Intel Earnings Nudge Semiconductor Stocks Forward
Semiconductor stocks, which have had a particularly strong performance over the past four weeks -- rising 8.3% to 406.03 on the Philadelphia Semiconductor Index -- climbed even higher following the financial results of bellwether chip giant Intel. But despite the robust results that beat Wall Street's estimates, Intel's revenue growth is expected to slow next year to 10%, compared with its 24% jump this year.
Intel's anticipated slow down in growth this year mirrors the industry at large, according to analysts. Ross Seymore, a Deutsche Bank Equity Research analyst, recently forecast the industry's revenue growth will cool off to 5% for the year, versus the 30% seen last year. And the closely followed Semiconductor Industry Association is expressing similar caution, noting in its 2010 to 2012 forecast that last year's 32.8% revenue growth was expected to be followed by 6% growth this year and a meager 3.4% next year.
But for now, investors apparently are pleased with the way the industry is heading, bidding up shares of a number of major chip players. Applied Materials (AMAT), Marvell Technology Group (MRVL), Micron Technology (MU), and Texas Instruments (TXN) were all up in early morning trading.

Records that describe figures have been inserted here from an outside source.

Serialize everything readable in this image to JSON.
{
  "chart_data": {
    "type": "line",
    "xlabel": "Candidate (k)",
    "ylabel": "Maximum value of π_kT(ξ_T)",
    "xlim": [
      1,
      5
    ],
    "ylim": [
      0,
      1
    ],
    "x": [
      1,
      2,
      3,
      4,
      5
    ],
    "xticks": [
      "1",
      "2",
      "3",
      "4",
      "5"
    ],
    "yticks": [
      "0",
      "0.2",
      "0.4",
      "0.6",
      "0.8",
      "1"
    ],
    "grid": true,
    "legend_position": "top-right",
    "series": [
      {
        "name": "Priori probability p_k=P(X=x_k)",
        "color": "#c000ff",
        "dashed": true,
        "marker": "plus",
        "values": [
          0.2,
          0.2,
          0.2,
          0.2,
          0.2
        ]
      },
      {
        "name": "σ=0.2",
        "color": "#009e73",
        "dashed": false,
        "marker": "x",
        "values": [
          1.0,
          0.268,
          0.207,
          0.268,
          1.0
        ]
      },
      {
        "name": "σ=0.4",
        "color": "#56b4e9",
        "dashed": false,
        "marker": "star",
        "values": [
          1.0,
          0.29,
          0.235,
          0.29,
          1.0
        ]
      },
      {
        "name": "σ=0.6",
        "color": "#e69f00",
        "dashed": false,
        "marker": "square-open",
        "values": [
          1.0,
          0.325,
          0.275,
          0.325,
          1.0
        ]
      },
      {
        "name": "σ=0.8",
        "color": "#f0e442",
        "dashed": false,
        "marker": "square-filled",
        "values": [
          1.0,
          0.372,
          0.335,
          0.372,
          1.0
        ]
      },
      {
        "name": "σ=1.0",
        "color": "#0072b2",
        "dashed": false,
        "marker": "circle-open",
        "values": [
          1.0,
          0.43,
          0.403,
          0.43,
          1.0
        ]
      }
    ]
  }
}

Asian Chip Makers Also Got Boost From Intel
Chip companies in Europe and Japan also received an indirect boost from Intel's results, according to a Reuters report. UK chip designer ARM hit a 10-year high as it rose 6.5%, while Tokyo Electron climbed 3.2% and Sumco a scant 0.7%.

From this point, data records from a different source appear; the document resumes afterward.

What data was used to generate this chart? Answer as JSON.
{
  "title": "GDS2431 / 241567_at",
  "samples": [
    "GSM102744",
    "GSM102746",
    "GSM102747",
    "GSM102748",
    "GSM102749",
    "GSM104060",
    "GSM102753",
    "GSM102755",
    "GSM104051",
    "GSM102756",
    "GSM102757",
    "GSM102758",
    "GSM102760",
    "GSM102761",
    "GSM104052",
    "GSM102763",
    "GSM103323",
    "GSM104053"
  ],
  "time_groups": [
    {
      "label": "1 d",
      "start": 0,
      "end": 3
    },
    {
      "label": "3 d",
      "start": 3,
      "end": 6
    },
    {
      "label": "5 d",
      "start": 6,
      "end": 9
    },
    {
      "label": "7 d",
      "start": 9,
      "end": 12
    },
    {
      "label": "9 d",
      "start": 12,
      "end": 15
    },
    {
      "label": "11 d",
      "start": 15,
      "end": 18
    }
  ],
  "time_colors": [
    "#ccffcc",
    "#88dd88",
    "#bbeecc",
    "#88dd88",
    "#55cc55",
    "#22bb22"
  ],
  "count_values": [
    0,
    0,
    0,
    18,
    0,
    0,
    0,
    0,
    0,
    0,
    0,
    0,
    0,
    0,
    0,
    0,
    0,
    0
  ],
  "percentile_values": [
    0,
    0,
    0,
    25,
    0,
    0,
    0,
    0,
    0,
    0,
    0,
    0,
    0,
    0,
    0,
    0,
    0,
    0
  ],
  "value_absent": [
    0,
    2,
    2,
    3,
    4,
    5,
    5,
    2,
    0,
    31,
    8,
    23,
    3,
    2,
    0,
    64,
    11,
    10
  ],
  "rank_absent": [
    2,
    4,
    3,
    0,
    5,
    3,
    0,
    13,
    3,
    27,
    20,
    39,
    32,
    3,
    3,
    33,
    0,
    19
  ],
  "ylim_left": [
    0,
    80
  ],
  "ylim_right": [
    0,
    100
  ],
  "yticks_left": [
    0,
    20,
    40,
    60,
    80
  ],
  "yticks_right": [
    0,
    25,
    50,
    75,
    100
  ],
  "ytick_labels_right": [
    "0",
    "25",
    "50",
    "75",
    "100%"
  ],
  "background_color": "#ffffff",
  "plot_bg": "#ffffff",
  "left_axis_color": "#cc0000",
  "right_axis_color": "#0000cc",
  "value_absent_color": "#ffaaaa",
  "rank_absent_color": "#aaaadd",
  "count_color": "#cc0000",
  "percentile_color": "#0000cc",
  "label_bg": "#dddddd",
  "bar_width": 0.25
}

While the Philadelphia Semiconductor Index was also up in morning trading, rising 0.87% to 443.64, Intel, however, was not. The chip giant's shares were down 1.2% to $21.04 a share. Investors may be taking a bearish approach to Intel's plans to increase capital expenditures by 72% to $9 billion this year. Credit Suisse analyst John Pitzer, however, believes the plan to increase capital spending is a good sign.
Pitzer raised his revenue and earnings estimates for Intel to $47.7 billion from $45.8 billion for 2011 and earnings per share to $2.15 from $1.95. His price target, however, remains at $28 a share.

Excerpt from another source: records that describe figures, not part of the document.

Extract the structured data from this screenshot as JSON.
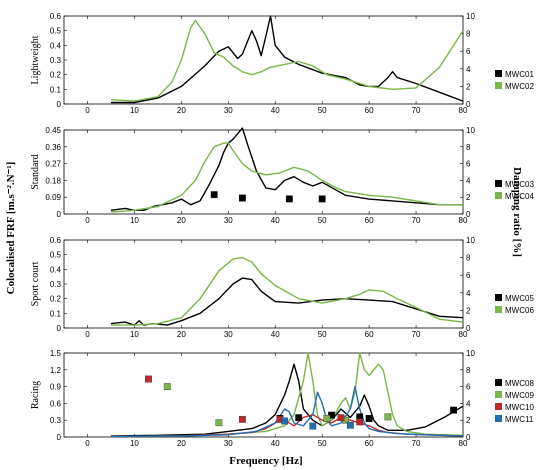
{
  "figure": {
    "xlabel": "Frequency [Hz]",
    "ylabel_left": "Colocalised FRF [m.s⁻².N⁻¹]",
    "ylabel_right": "Damping ratio [%]"
  },
  "chart_data": [
    {
      "type": "line",
      "panel_label": "Lightweight",
      "xlim": [
        -5,
        80
      ],
      "x_ticks": [
        0,
        10,
        20,
        30,
        40,
        50,
        60,
        70,
        80
      ],
      "ylim": [
        0,
        0.6
      ],
      "y_ticks": [
        "0",
        "0.1",
        "0.2",
        "0.3",
        "0.4",
        "0.5",
        "0.6"
      ],
      "y2lim": [
        0,
        10
      ],
      "y2_ticks": [
        "0",
        "2",
        "4",
        "6",
        "8",
        "10"
      ],
      "legend": [
        {
          "label": "MWC01",
          "color": "#000000"
        },
        {
          "label": "MWC02",
          "color": "#7ab648"
        }
      ],
      "series": [
        {
          "name": "MWC01",
          "color": "#000000",
          "x": [
            5,
            10,
            15,
            20,
            25,
            28,
            30,
            32,
            33,
            35,
            36,
            37,
            38,
            39,
            40,
            42,
            45,
            50,
            55,
            58,
            60,
            62,
            64,
            65,
            66,
            70,
            75,
            80
          ],
          "y": [
            0.01,
            0.01,
            0.04,
            0.12,
            0.26,
            0.36,
            0.39,
            0.31,
            0.34,
            0.5,
            0.43,
            0.33,
            0.46,
            0.6,
            0.4,
            0.32,
            0.27,
            0.21,
            0.18,
            0.13,
            0.12,
            0.12,
            0.18,
            0.22,
            0.18,
            0.14,
            0.08,
            0.02
          ]
        },
        {
          "name": "MWC02",
          "color": "#7ab648",
          "x": [
            5,
            10,
            15,
            18,
            20,
            22,
            23,
            25,
            27,
            29,
            31,
            33,
            35,
            37,
            39,
            42,
            45,
            48,
            51,
            55,
            60,
            65,
            70,
            75,
            80
          ],
          "y": [
            0.03,
            0.02,
            0.05,
            0.15,
            0.3,
            0.52,
            0.57,
            0.48,
            0.35,
            0.32,
            0.26,
            0.22,
            0.2,
            0.22,
            0.25,
            0.27,
            0.29,
            0.26,
            0.2,
            0.17,
            0.12,
            0.1,
            0.11,
            0.25,
            0.5
          ]
        }
      ]
    },
    {
      "type": "line",
      "panel_label": "Standard",
      "xlim": [
        -5,
        80
      ],
      "x_ticks": [
        0,
        10,
        20,
        30,
        40,
        50,
        60,
        70,
        80
      ],
      "ylim": [
        0,
        0.45
      ],
      "y_ticks": [
        "0",
        "0.09",
        "0.18",
        "0.27",
        "0.36",
        "0.45"
      ],
      "y2lim": [
        0,
        10
      ],
      "y2_ticks": [
        "0",
        "2",
        "4",
        "6",
        "8",
        "10"
      ],
      "legend": [
        {
          "label": "MWC03",
          "color": "#000000"
        },
        {
          "label": "MWC04",
          "color": "#7ab648"
        }
      ],
      "series": [
        {
          "name": "MWC03",
          "color": "#000000",
          "x": [
            5,
            8,
            10,
            12,
            14,
            16,
            18,
            20,
            22,
            24,
            26,
            28,
            29,
            30,
            31,
            32,
            33,
            34,
            36,
            38,
            40,
            42,
            44,
            46,
            48,
            50,
            55,
            60,
            65,
            70,
            75,
            80
          ],
          "y": [
            0.02,
            0.03,
            0.02,
            0.02,
            0.04,
            0.05,
            0.06,
            0.08,
            0.05,
            0.07,
            0.16,
            0.26,
            0.33,
            0.38,
            0.4,
            0.43,
            0.46,
            0.38,
            0.23,
            0.14,
            0.13,
            0.18,
            0.2,
            0.17,
            0.15,
            0.17,
            0.1,
            0.08,
            0.07,
            0.06,
            0.05,
            0.05
          ]
        },
        {
          "name": "MWC04",
          "color": "#7ab648",
          "x": [
            5,
            10,
            15,
            20,
            23,
            25,
            27,
            29,
            30,
            31,
            33,
            35,
            38,
            41,
            44,
            47,
            50,
            53,
            55,
            60,
            65,
            70,
            75,
            80
          ],
          "y": [
            0.01,
            0.02,
            0.04,
            0.1,
            0.18,
            0.28,
            0.36,
            0.38,
            0.38,
            0.34,
            0.27,
            0.23,
            0.21,
            0.22,
            0.25,
            0.23,
            0.18,
            0.14,
            0.12,
            0.1,
            0.09,
            0.07,
            0.05,
            0.05
          ]
        },
        {
          "name": "MWC03 damping",
          "color": "#000000",
          "marker": "square",
          "axis": "y2",
          "x": [
            27,
            33,
            43,
            50
          ],
          "y": [
            2.3,
            1.9,
            1.8,
            1.8
          ]
        }
      ]
    },
    {
      "type": "line",
      "panel_label": "Sport court",
      "xlim": [
        -5,
        80
      ],
      "x_ticks": [
        0,
        10,
        20,
        30,
        40,
        50,
        60,
        70,
        80
      ],
      "ylim": [
        0,
        0.6
      ],
      "y_ticks": [
        "0",
        "0.1",
        "0.2",
        "0.3",
        "0.4",
        "0.5",
        "0.6"
      ],
      "y2lim": [
        0,
        10
      ],
      "y2_ticks": [
        "0",
        "2",
        "4",
        "6",
        "8",
        "10"
      ],
      "legend": [
        {
          "label": "MWC05",
          "color": "#000000"
        },
        {
          "label": "MWC06",
          "color": "#7ab648"
        }
      ],
      "series": [
        {
          "name": "MWC05",
          "color": "#000000",
          "x": [
            5,
            8,
            10,
            11,
            12,
            14,
            17,
            20,
            24,
            28,
            31,
            33,
            35,
            37,
            40,
            45,
            50,
            55,
            60,
            65,
            70,
            75,
            80
          ],
          "y": [
            0.03,
            0.04,
            0.02,
            0.05,
            0.02,
            0.03,
            0.02,
            0.05,
            0.1,
            0.2,
            0.3,
            0.34,
            0.33,
            0.25,
            0.18,
            0.17,
            0.19,
            0.2,
            0.19,
            0.18,
            0.13,
            0.08,
            0.07
          ]
        },
        {
          "name": "MWC06",
          "color": "#7ab648",
          "x": [
            5,
            10,
            15,
            20,
            24,
            28,
            31,
            33,
            35,
            37,
            40,
            45,
            50,
            55,
            58,
            60,
            63,
            66,
            70,
            75,
            80
          ],
          "y": [
            0.02,
            0.02,
            0.03,
            0.07,
            0.2,
            0.39,
            0.47,
            0.48,
            0.45,
            0.37,
            0.29,
            0.2,
            0.17,
            0.2,
            0.23,
            0.26,
            0.25,
            0.2,
            0.14,
            0.06,
            0.04
          ]
        }
      ]
    },
    {
      "type": "line",
      "panel_label": "Racing",
      "xlim": [
        -5,
        80
      ],
      "x_ticks": [
        0,
        10,
        20,
        30,
        40,
        50,
        60,
        70,
        80
      ],
      "ylim": [
        0,
        1.5
      ],
      "y_ticks": [
        "0",
        "0.3",
        "0.6",
        "0.9",
        "1.2",
        "1.5"
      ],
      "y2lim": [
        0,
        10
      ],
      "y2_ticks": [
        "0",
        "2",
        "4",
        "6",
        "8",
        "10"
      ],
      "legend": [
        {
          "label": "MWC08",
          "color": "#000000"
        },
        {
          "label": "MWC09",
          "color": "#7ab648"
        },
        {
          "label": "MWC10",
          "color": "#c0272d"
        },
        {
          "label": "MWC11",
          "color": "#1f6fb2"
        }
      ],
      "series": [
        {
          "name": "MWC08",
          "color": "#000000",
          "x": [
            5,
            15,
            25,
            30,
            35,
            38,
            40,
            42,
            43,
            44,
            45,
            46,
            48,
            50,
            52,
            54,
            56,
            58,
            59,
            60,
            61,
            62,
            64,
            68,
            72,
            76,
            80
          ],
          "y": [
            0.02,
            0.03,
            0.05,
            0.1,
            0.15,
            0.25,
            0.4,
            0.75,
            1.0,
            1.3,
            1.0,
            0.5,
            0.3,
            0.2,
            0.3,
            0.5,
            0.35,
            0.55,
            0.75,
            0.55,
            0.3,
            0.2,
            0.12,
            0.12,
            0.18,
            0.35,
            0.55
          ]
        },
        {
          "name": "MWC09",
          "color": "#7ab648",
          "x": [
            5,
            20,
            30,
            38,
            42,
            44,
            46,
            47,
            48,
            49,
            50,
            52,
            54,
            55,
            56,
            57,
            58,
            59,
            60,
            61,
            62,
            63,
            64,
            65,
            66,
            68,
            72,
            80
          ],
          "y": [
            0.01,
            0.02,
            0.05,
            0.1,
            0.2,
            0.4,
            1.0,
            1.5,
            1.0,
            0.4,
            0.2,
            0.3,
            0.6,
            0.7,
            0.5,
            0.8,
            1.5,
            1.2,
            1.1,
            1.2,
            1.3,
            1.2,
            0.8,
            0.4,
            0.2,
            0.1,
            0.05,
            0.03
          ]
        },
        {
          "name": "MWC10",
          "color": "#c0272d",
          "x": [
            5,
            20,
            30,
            35,
            38,
            40,
            41,
            42,
            44,
            46,
            48,
            50,
            52,
            54,
            56,
            58,
            60,
            62,
            64,
            68,
            72,
            80
          ],
          "y": [
            0.01,
            0.02,
            0.05,
            0.08,
            0.15,
            0.25,
            0.35,
            0.3,
            0.2,
            0.35,
            0.4,
            0.3,
            0.25,
            0.35,
            0.3,
            0.25,
            0.2,
            0.12,
            0.08,
            0.05,
            0.04,
            0.02
          ]
        },
        {
          "name": "MWC11",
          "color": "#1f6fb2",
          "x": [
            5,
            20,
            30,
            36,
            40,
            42,
            43,
            44,
            46,
            48,
            49,
            50,
            51,
            52,
            54,
            56,
            57,
            58,
            59,
            60,
            62,
            66,
            72,
            80
          ],
          "y": [
            0.01,
            0.02,
            0.04,
            0.1,
            0.25,
            0.5,
            0.45,
            0.25,
            0.2,
            0.4,
            0.8,
            0.6,
            0.3,
            0.2,
            0.25,
            0.5,
            0.9,
            0.5,
            0.25,
            0.15,
            0.1,
            0.06,
            0.04,
            0.02
          ]
        },
        {
          "name": "MWC08 damping",
          "color": "#000000",
          "marker": "square",
          "axis": "y2",
          "x": [
            41,
            45,
            52,
            58,
            60,
            78
          ],
          "y": [
            2.2,
            2.3,
            2.6,
            2.4,
            2.2,
            3.2
          ]
        },
        {
          "name": "MWC09 damping",
          "color": "#7ab648",
          "marker": "square",
          "axis": "y2",
          "x": [
            17,
            28,
            51,
            55,
            64
          ],
          "y": [
            6.0,
            1.7,
            2.2,
            2.0,
            2.4
          ]
        },
        {
          "name": "MWC10 damping",
          "color": "#c0272d",
          "marker": "square",
          "axis": "y2",
          "x": [
            13,
            33,
            41,
            54,
            58
          ],
          "y": [
            6.9,
            2.1,
            2.1,
            2.3,
            1.8
          ]
        },
        {
          "name": "MWC11 damping",
          "color": "#1f6fb2",
          "marker": "square",
          "axis": "y2",
          "x": [
            42,
            48,
            56
          ],
          "y": [
            1.9,
            1.3,
            1.4
          ]
        }
      ]
    }
  ]
}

In sizing up the bottom line, Pitzer noted in his report: "Tablet overhang is clearly dampening multiple[s] despite what continues to be better than expected results. INTC has gone from cyclical back to growth -- EPS [estimates] are now well north of $2.00 vs. prior peak of $1.57 in 2000, a level most thought impossible when we first suggested in late 2008. . . . Our Stance: Investors underappreciated the importance of INTC's widening [manufacturing] lead, ability to architect lower power in future design, and expertise in software compatibility and ecosystem -- Windows on ARM will be the first true comparison of power & performance on a truly common platform -- INTC should welcome it."